Crowley v. Board of Education

In a proceeding pursuant to CPLR article 78 to compel the respondent to reinstate the petitioner to her former position, the petitioner appeals from a judgment of the Supreme Court, Westchester County (Stolarik, J.), dated March 18, 1986, which dismissed her petition, and granted the respondent’s cross petition to confirm a prior arbitration award.

Ordered that the judgment is affirmed, with costs.

It appears from the record that Special Term correctly ruled that litigation of the petitioner’s claim was barred by res judicata and collateral estoppel since the issue of whether the termination of her services as a teacher violated her rights under Education Law § 2585 (3) had been previously raised at, argued before, and resolved by, the arbitrator in the respondent’s favor.

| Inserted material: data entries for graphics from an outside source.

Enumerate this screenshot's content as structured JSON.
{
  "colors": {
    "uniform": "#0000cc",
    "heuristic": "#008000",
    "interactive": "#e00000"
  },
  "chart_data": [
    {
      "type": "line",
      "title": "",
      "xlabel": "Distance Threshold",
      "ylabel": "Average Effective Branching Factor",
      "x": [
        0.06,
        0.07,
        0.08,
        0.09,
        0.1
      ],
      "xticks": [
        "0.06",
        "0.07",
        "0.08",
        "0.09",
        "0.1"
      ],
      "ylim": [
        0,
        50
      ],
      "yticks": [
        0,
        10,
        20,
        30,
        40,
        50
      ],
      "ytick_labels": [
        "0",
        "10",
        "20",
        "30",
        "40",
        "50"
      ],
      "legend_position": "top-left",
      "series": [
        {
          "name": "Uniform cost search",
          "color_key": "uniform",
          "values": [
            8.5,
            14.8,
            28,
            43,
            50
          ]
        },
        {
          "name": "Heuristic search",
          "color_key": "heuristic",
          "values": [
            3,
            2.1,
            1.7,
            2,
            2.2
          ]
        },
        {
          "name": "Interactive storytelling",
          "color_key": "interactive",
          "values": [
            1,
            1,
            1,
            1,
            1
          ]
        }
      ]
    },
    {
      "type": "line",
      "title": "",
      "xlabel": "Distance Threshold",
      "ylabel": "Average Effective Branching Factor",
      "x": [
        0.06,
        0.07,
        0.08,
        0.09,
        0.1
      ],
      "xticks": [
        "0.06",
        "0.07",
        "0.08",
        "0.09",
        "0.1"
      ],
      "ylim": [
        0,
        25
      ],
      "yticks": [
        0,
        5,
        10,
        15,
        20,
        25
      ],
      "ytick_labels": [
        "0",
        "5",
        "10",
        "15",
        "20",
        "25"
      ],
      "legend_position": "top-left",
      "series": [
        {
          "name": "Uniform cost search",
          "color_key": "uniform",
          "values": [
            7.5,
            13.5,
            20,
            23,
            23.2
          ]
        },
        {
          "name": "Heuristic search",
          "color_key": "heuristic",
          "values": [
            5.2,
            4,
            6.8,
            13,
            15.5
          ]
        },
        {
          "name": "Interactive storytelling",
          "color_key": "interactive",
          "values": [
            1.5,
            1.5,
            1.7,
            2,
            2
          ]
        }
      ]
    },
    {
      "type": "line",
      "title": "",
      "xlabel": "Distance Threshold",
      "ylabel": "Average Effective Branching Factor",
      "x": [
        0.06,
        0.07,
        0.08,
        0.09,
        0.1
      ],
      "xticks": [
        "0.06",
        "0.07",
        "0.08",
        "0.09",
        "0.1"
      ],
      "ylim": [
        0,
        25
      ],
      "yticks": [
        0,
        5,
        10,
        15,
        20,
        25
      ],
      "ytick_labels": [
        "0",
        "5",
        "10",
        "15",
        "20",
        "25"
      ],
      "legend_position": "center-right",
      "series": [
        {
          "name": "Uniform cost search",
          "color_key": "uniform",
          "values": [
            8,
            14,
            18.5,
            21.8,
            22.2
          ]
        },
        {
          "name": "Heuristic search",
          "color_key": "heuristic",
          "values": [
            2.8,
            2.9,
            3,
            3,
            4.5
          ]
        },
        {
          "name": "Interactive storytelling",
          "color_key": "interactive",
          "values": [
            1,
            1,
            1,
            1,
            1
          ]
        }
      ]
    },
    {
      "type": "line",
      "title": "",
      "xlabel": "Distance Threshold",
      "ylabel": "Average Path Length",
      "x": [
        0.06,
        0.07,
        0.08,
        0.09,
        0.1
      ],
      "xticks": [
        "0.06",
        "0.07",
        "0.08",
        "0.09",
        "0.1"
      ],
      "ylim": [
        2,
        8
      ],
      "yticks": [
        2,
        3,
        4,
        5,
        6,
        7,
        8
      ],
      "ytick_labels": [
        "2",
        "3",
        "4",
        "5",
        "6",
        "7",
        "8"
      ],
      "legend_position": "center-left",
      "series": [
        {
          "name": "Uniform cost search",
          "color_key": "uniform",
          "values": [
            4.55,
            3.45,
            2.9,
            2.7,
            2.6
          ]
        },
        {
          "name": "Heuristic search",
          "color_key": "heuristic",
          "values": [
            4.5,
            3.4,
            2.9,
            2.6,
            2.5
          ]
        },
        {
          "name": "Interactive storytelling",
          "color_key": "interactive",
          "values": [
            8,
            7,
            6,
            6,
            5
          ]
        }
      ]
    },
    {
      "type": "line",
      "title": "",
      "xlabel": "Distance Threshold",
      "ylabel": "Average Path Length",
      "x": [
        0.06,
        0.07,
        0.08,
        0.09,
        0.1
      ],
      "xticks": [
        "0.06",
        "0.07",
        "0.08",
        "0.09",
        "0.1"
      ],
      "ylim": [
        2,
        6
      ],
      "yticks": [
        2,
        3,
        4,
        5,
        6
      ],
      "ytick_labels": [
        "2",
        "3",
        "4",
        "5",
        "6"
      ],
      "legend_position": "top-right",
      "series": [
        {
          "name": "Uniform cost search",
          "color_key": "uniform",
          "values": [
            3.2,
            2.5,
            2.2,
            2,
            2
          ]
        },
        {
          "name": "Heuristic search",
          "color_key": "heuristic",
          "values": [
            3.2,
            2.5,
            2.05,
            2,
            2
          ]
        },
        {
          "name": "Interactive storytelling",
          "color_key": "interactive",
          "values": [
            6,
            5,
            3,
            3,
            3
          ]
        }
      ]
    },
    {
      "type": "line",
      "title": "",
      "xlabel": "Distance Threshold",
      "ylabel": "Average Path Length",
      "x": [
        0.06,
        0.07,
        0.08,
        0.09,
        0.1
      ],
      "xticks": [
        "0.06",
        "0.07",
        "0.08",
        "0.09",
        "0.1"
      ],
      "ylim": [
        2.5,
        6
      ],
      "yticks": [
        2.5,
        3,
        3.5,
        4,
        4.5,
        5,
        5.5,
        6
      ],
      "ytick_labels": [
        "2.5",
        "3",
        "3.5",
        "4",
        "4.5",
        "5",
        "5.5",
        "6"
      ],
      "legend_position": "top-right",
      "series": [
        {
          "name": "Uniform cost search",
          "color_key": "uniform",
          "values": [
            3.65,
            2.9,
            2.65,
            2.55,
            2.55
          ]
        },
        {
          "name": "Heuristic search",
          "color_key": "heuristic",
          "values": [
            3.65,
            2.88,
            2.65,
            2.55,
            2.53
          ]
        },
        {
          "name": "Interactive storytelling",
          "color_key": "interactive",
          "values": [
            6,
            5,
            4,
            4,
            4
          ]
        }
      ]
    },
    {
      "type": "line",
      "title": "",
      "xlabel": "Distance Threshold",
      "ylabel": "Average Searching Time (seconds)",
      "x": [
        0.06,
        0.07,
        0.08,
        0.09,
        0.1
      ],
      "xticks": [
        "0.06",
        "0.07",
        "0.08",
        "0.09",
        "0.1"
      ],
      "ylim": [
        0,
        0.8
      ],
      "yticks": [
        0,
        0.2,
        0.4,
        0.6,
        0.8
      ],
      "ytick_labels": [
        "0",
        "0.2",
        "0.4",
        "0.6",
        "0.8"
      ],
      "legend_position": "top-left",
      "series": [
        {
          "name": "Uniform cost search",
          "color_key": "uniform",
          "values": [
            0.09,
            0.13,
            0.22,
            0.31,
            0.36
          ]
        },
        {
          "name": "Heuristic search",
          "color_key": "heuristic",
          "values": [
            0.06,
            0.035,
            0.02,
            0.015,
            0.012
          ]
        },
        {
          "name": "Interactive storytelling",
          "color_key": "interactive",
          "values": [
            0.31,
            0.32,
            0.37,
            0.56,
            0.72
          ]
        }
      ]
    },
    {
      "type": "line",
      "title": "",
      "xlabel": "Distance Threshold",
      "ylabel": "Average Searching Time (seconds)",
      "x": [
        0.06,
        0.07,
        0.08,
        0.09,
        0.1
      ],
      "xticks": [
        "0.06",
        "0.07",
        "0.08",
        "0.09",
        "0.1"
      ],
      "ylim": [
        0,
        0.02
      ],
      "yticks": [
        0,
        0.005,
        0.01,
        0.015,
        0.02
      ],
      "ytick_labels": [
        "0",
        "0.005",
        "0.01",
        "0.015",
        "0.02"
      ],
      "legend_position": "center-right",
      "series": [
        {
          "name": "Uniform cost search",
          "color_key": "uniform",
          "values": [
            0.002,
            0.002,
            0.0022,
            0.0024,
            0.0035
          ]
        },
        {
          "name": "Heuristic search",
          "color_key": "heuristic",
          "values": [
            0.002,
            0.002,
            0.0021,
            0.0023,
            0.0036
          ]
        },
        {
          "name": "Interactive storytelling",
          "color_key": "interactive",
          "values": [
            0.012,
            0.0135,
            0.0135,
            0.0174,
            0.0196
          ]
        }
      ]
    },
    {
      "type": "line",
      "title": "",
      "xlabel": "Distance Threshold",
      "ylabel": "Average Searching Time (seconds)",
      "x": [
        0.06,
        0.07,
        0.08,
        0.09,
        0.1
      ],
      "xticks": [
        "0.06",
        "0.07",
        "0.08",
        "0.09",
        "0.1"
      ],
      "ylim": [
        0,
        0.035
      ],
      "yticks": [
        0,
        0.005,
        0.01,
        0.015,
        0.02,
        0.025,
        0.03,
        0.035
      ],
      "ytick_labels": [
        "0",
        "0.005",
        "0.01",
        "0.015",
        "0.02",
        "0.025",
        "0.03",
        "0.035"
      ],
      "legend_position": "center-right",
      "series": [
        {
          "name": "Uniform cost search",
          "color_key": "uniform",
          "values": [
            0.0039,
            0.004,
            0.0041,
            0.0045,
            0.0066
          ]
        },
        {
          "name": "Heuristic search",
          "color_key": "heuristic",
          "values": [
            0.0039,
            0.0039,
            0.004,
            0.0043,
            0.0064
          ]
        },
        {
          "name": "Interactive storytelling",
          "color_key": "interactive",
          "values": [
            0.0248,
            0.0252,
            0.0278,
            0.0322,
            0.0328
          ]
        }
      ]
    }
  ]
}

Moreover, disputes as to matters arising from or involving the above statute are not barred from submission to arbitration (see, Board of Educ. v Glaubman, 53 NY2d 781).

We further find that the respondent’s cross petition to confirm the arbitrator’s award was properly granted since, regardless of whether or not he misapplied Education Law § 2585, the arbitrator’s award was not irrational, did not violate a strong public policy, and did not exceed a specifically *872enumerated limitation on his power (see, Matter of Silverman [Benmor Coats], 61 NY2d 299, 308; Matter of Sprinzen [Nomberg], 46 NY2d 623, 629-630). Lawrence, J. P., Eiber, Kunzeman and Sullivan, JJ., concur.